The centroid errors in predicted residual astigmatism were against the rule with the Alcon and Holladay toric calculators (0.53 to 0.56 diopter [D]), were lower with the Baylor nomogram (0.21 to 0.26 D), and were lowest for the Barrett toric calculator (0.01 to 0.16 D) (P <.001). The Barrett toric calculator had the lowest median absolute error in predicted residual astigmatism (0.35 to 0.54 D, all devices) compared with the Alcon and Holladay toric calculators with or without the Baylor nomogram (P <.021). The Barrett toric calculator and the OLCR device achieved the most accurate results; 75.0% and 97.1% of eyes were within ±0.50 D and ±0.75 D of the predicted residual astigmatism, respectively.
Prediction of astigmatic outcomes with toric IOLs can be improved with appropriate measuring devices and methods to establish the required toric IOL power.
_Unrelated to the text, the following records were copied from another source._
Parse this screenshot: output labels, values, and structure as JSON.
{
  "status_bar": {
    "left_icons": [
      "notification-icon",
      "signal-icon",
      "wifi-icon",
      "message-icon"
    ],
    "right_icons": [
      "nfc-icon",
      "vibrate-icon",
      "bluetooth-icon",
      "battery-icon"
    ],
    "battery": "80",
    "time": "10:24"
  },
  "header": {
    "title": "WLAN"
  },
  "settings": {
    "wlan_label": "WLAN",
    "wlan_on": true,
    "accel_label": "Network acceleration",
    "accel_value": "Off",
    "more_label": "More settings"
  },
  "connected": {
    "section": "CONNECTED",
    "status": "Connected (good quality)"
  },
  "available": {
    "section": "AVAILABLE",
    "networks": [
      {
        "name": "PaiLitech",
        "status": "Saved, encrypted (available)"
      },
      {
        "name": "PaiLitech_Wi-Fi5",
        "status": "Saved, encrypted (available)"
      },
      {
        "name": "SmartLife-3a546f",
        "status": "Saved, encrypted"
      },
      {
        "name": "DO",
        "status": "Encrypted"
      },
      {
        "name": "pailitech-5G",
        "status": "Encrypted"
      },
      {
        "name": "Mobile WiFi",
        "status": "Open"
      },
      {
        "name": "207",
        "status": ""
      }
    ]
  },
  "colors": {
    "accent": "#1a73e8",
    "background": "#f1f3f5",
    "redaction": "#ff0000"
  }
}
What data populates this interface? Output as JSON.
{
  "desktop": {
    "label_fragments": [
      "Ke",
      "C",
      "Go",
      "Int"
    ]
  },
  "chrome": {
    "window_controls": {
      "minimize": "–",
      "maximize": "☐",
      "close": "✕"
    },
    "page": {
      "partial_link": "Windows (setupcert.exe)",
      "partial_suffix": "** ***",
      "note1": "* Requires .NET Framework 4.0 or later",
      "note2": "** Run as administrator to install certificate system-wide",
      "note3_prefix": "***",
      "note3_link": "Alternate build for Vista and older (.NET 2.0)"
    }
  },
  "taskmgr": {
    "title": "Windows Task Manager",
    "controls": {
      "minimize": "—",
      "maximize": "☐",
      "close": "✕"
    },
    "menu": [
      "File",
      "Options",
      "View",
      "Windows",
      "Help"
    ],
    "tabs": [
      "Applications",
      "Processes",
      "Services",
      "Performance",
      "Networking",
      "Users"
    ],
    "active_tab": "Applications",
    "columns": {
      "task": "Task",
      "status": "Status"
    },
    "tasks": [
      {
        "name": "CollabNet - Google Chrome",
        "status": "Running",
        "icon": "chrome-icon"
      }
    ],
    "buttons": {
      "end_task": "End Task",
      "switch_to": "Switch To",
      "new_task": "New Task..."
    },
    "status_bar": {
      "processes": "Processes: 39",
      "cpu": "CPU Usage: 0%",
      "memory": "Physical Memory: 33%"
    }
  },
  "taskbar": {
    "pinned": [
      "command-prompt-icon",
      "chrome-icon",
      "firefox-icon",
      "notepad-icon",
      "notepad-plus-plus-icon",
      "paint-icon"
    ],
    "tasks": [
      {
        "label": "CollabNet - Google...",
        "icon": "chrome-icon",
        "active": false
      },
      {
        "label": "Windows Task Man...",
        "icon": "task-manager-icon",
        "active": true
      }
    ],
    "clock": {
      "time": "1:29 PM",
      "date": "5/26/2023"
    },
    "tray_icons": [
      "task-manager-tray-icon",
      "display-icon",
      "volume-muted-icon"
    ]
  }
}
评估并比较不同方法测量和预测植入散光型人工晶状体(IOL)后术后散光的准确性。
以色列特拉维夫的艾因 - 塔尔眼科中心。
回顾性病例系列。
使用3种设备(IOLMaster 500;基于光学低相干反射ometry [OLCR]的Lenstar LS 900;Atlas地形图仪)测量术后角膜散光,并与植入散光型IOL患者的明显散光屈光结果进行比较。根据用于预测所需散光型IOL柱镜度数的测量和计算方法,通过矢量分析计算预测残余散光的误差。
使用爱尔康和霍拉迪散光型计算器预测残余散光的质心误差为逆规(0.53至0.56屈光度[D]),使用贝勒列线图时误差较低(0.21至0.26 D),而巴雷特散光型计算器的误差最低(0.01至0.16 D)(P <.001)。与使用或不使用贝勒列线图的爱尔康和霍拉迪散光型计算器相比,巴雷特散光型计算器预测残余散光的中位绝对误差最低(所有设备为0.35至0.54 D)(P <.021)。巴雷特散光型计算器和OLCR设备获得了最准确的结果;分别有75.0%和97.1%的眼睛预测残余散光在±0.50 D和±0.75 D范围内。
使用合适的测量设备和方法来确定所需的散光型IOL度数,可以改善散光型IOL散光结果的预测。